According to the Sunday Telegraph today, the German government is under "growing pressure" to hold a referendum on the EU constitution. This comes after 34 of the country's "most eminent legal scholars" declared that federal law could easily be changed to allow a vote.

Led by Hans Herbert von Arnim from the university of Speyer, they have declared that: "A small addition to the text of the [German] constitution could enable the German people to vote in a referendum."

Apparently, opinion polls show that 70 percent of Germans want a vote on the treaty.

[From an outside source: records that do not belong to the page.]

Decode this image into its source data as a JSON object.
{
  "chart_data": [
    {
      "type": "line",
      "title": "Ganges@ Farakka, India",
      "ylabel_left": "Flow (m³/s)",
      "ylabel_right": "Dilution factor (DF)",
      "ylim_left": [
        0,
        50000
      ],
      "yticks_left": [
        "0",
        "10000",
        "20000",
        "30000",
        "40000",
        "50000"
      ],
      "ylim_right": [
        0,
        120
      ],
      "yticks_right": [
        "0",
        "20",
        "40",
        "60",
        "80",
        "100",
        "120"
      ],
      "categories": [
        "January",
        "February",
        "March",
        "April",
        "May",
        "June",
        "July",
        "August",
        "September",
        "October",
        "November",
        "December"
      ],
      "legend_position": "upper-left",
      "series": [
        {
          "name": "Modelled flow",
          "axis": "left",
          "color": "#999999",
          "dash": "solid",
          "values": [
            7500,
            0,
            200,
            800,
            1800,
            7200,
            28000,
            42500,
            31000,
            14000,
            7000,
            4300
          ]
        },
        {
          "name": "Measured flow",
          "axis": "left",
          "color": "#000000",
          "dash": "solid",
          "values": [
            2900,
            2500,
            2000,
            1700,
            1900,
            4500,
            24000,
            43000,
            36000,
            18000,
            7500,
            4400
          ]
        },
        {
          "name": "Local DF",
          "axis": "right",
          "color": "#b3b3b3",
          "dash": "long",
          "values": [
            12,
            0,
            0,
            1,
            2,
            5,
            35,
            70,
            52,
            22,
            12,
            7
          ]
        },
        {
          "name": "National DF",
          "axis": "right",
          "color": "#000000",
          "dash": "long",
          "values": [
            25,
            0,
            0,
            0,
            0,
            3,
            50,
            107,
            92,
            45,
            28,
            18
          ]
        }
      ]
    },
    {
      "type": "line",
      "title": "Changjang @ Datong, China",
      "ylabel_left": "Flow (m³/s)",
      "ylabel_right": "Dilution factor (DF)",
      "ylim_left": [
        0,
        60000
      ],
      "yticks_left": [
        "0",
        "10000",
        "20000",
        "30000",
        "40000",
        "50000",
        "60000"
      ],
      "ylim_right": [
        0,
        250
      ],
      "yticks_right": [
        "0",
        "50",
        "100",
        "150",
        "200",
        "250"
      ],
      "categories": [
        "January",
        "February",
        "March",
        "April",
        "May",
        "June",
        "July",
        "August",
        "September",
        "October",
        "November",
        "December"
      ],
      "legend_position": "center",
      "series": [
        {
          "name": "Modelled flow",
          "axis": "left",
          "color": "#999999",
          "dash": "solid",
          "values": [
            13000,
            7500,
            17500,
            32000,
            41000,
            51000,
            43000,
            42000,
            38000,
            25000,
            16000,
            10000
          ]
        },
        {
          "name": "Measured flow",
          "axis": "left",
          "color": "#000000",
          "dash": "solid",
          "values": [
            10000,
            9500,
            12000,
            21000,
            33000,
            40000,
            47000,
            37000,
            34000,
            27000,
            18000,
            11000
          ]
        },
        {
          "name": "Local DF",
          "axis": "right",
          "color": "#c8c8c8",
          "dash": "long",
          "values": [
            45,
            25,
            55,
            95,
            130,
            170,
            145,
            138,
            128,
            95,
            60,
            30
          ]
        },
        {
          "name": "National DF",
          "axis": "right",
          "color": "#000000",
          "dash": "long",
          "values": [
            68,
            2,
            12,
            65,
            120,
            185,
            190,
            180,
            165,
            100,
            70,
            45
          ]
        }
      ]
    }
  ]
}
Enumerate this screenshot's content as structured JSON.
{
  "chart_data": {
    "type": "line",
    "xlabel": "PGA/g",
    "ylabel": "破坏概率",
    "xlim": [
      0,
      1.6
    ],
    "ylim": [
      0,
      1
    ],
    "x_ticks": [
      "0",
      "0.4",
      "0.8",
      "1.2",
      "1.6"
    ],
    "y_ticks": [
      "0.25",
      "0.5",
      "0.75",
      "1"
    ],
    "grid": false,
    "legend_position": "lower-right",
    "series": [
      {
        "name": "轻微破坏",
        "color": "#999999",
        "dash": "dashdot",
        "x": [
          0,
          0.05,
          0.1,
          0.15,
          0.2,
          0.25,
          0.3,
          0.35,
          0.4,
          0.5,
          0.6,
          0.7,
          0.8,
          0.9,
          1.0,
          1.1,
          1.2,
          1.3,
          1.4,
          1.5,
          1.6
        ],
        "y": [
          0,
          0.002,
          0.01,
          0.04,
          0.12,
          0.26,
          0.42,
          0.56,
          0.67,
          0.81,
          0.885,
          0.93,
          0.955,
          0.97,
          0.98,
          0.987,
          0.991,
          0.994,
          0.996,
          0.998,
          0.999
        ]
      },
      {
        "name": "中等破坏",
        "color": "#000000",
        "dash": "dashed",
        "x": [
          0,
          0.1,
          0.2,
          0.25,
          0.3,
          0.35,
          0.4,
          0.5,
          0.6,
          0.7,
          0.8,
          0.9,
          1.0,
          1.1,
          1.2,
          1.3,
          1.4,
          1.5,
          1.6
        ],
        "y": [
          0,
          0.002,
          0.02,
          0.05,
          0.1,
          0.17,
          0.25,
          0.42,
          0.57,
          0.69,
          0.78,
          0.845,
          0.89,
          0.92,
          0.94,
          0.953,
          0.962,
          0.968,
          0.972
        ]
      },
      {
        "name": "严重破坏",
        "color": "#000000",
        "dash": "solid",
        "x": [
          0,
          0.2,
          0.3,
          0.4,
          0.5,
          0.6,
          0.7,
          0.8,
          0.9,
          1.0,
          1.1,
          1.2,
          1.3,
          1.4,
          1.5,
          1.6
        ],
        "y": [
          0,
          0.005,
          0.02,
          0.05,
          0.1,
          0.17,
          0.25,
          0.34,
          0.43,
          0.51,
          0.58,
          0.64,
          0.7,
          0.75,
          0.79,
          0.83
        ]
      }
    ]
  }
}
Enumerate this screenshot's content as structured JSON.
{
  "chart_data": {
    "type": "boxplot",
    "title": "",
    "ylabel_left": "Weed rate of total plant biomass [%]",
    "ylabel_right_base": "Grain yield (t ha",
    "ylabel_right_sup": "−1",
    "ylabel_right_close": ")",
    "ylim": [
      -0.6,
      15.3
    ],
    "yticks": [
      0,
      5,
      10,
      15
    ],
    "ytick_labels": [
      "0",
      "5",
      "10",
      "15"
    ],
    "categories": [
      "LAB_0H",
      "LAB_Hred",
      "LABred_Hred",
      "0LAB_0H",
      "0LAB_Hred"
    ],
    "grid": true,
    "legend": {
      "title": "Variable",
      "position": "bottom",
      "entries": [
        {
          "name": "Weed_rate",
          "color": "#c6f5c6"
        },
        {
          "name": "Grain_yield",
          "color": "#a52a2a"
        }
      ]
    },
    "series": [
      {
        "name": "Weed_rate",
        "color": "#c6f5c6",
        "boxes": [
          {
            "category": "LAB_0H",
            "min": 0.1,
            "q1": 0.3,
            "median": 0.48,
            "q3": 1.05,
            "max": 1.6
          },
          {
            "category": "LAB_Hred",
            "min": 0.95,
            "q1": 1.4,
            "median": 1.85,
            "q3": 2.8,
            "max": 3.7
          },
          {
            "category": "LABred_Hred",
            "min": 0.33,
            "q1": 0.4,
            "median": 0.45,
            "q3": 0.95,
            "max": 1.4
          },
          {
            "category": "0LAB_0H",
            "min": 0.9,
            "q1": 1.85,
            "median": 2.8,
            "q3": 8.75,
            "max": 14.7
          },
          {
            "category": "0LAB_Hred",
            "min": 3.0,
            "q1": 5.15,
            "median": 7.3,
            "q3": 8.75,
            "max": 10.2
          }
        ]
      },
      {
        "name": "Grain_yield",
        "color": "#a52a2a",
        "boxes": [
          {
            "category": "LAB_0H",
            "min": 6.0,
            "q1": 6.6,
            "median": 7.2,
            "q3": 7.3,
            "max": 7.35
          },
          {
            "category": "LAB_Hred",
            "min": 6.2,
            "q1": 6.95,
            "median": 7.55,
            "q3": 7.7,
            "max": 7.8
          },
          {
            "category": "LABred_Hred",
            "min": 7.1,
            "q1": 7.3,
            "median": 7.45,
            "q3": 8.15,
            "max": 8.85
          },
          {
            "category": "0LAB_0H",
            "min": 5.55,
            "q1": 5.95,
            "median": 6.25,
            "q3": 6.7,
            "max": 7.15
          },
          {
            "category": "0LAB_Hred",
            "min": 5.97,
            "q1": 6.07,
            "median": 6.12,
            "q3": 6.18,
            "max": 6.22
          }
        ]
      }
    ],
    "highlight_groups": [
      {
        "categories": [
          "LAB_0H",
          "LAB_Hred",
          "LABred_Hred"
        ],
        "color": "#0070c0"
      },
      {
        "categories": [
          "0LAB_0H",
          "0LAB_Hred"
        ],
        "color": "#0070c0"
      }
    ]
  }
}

Schröder has so far insisted that Germany cannot do so because the country's constitution expressly forbids extra-parliamentary plebiscites, to make it harder for an extremist party to seize power.

Lining up against Schröder are Roman Herzog, Germany's former conservative president, and Stoiber, who declared last week: "If the French, the British and the Spanish are to hold a referendum on this issue, the Germans cannot be barred from the process."

Other advocates include Guido Westerwelle, the leader of the country's liberal Free Democrat party, Wolfgang Thierse, Germany's Social Democrat parliamentary president, leading Green party MPs and at least five of Germany's 16 regional branches of Schröder's own governing party.

Stoiber's Bavarian conservatives and the liberal Free Democrats have already drawn up proposals which would allow the constitution to be altered by a two-thirds majority in the country's upper and lower houses of parliament to enable a one-off referendum on the EU constitution next year.

However, Wolfgang Schauble, the former Christian Democrat party leader, warned: "There is a danger that a referendum on the EU constitution would lead to a vote that has nothing to do with the EU at all."

Schauble may be right, given the current unpopularity of Schröder’s government, but the cause cannot be helped by what surely must be seen as the arrogance of Michael Muller, deputy head of the Social Democrats' parliamentary party.

Rejecting the idea of a referendum, he has loftily declared, "Sometimes the electorate has to be protected from making the wrong decisions." Doncha love it!